A medida que el protagonista va cayendo, el sonido abandona el tono realista para adentrarse progresivamente en su subjetividad. En la segunda mitad del metraje intentamos plasmar como él percibe su entorno, desde la perspectiva de un personaje que se siente perseguido y acorralado. Y es aquí donde el sonido empieza a jugar sus trampas, especialmente en las secuencias de la gasolinera y en el accidente.

Cuando Manuel llega a la gasolinera, con la sospecha de que alguien sigue sus pasos, los ambientes de las neveras del bar se convierten en un fondo casi musical, creando una atmósfera asfixiante que tiene como contrapunto la cafetera y que va escalando en tensión hasta que consigue huir en su coche. Comienza entonces una persecución de la que somos testigos sin salir del vehículo, donde el ruido del motor fue sustituido en postproducción por turbinas, hélices y sonidos electrónicos, que evolucionan como lo haría el motor real de un coche. Una percepción deformada que va desapareciendo durante la secuencia, para dejar espacio a las respiraciones del personaje, creando un vacío que culmina en el impacto.

Durante todo el accidente, la cámara se mantiene dentro del coche, una vez más el punto de vista del protagonista. Nuestra máxima era huir de clichés sonoros para reforzar el punto de vista subjetivo, de forma que no suena ni un solo derrape de ruedas. Mientras el coche hace trompos escuchamos vibraciones metálicas y sonidos industriales, como si estuviéramos dentro de una lavadora gigante.

La trama termina con una entrevista periodística que es en si misma un resumen del concepto sonoro de la película. Comenzamos escuchando el ambiente característico de un plató de televisión con la gente trabajando y las voces de los protagonistas afectadas por la acústica del recinto. Gradualmente todos los efectos van desapareciendo y los diálogos ocupan un primer término exagerado, casi molesto. Hasta que, en la última intervención de la periodista, llegamos a un silencio absoluto que resulta muy incómodo para el espectador.

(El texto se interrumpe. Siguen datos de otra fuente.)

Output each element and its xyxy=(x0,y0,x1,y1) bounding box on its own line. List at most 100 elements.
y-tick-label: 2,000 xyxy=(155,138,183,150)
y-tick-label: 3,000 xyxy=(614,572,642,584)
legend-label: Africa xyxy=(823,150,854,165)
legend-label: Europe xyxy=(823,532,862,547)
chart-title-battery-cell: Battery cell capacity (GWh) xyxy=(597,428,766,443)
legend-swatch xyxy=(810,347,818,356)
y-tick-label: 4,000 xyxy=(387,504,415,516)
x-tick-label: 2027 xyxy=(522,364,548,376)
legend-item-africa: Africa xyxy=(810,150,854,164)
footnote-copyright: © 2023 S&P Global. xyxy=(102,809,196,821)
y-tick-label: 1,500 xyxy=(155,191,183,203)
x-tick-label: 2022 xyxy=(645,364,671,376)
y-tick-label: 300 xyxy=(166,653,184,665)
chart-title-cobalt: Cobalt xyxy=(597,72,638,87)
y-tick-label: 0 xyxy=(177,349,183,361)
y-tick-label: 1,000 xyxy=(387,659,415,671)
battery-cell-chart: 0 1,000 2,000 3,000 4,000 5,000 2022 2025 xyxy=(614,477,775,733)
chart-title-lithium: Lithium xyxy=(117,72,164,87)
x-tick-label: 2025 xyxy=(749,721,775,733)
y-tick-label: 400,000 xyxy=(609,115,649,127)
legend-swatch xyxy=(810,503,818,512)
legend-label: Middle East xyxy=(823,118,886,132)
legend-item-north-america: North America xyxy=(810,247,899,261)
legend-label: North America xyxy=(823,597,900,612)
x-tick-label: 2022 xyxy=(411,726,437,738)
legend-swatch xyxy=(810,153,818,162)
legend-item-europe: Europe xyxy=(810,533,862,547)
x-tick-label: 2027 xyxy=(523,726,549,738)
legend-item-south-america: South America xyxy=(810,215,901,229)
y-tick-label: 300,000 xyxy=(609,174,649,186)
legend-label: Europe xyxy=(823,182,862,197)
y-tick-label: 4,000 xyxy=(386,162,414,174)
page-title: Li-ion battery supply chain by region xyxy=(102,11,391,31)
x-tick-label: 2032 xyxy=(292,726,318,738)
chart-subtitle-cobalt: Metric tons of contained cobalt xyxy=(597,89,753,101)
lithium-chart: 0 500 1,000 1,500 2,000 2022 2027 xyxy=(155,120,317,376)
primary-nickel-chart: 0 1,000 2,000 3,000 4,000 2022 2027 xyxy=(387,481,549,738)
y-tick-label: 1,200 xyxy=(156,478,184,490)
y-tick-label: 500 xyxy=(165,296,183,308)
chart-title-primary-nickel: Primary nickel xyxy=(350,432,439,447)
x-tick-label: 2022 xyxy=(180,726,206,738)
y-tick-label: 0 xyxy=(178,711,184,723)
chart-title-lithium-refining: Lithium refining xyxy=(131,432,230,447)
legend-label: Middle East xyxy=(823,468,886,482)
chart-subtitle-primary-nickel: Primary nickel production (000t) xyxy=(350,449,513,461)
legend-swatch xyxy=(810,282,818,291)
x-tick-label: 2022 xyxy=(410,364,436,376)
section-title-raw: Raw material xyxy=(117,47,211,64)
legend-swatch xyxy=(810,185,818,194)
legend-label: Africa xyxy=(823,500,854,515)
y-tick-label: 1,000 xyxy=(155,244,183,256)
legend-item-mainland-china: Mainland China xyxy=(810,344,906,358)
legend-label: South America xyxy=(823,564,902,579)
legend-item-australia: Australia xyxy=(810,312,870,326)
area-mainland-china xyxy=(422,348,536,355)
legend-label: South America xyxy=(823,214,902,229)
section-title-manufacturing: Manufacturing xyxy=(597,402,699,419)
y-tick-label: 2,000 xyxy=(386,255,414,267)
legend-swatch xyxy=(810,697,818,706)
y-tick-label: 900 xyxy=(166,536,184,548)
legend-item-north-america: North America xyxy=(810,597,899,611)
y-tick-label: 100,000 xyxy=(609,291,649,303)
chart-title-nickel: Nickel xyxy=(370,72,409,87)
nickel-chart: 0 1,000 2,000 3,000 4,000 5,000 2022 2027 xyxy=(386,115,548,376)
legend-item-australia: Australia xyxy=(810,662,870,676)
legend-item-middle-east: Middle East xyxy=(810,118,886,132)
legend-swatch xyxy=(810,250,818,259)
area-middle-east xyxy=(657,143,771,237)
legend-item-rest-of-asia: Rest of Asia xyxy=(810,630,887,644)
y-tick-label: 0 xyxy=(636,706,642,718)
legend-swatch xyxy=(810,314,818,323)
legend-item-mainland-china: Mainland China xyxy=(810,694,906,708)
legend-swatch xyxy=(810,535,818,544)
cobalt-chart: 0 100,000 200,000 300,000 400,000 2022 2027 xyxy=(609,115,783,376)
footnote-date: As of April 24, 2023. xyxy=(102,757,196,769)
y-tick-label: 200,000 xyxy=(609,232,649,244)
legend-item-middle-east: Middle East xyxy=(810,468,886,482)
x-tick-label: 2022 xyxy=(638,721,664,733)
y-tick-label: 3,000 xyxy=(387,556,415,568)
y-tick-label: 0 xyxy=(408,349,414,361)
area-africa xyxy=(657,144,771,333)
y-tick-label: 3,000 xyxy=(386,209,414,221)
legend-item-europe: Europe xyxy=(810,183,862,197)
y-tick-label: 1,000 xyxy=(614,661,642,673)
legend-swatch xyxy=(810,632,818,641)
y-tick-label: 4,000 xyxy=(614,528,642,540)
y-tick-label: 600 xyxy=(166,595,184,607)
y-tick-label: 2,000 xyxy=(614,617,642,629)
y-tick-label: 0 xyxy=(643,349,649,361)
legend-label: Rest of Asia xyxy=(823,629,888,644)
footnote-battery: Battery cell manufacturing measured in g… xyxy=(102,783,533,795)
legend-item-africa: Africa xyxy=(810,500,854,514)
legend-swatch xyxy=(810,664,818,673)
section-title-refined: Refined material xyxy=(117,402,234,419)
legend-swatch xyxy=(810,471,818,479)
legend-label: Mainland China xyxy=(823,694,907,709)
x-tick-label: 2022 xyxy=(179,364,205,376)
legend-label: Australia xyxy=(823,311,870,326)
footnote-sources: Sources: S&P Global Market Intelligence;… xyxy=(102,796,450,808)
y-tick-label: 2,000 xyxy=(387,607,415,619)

Estos son sólo algunos de los engaños sonoros de El reino, cocinados con la intención de que pasen inadvertidos. Nuestro propósito habrá sido un éxito si el espectador, al ver el largometraje, tiene la sensación de que un micrófono “mágico” grabó todo durante el rodaje. Por eso nos atrevemos a afirmar que, de todas las mentiras del cine, el sonido es seguramente la más grande.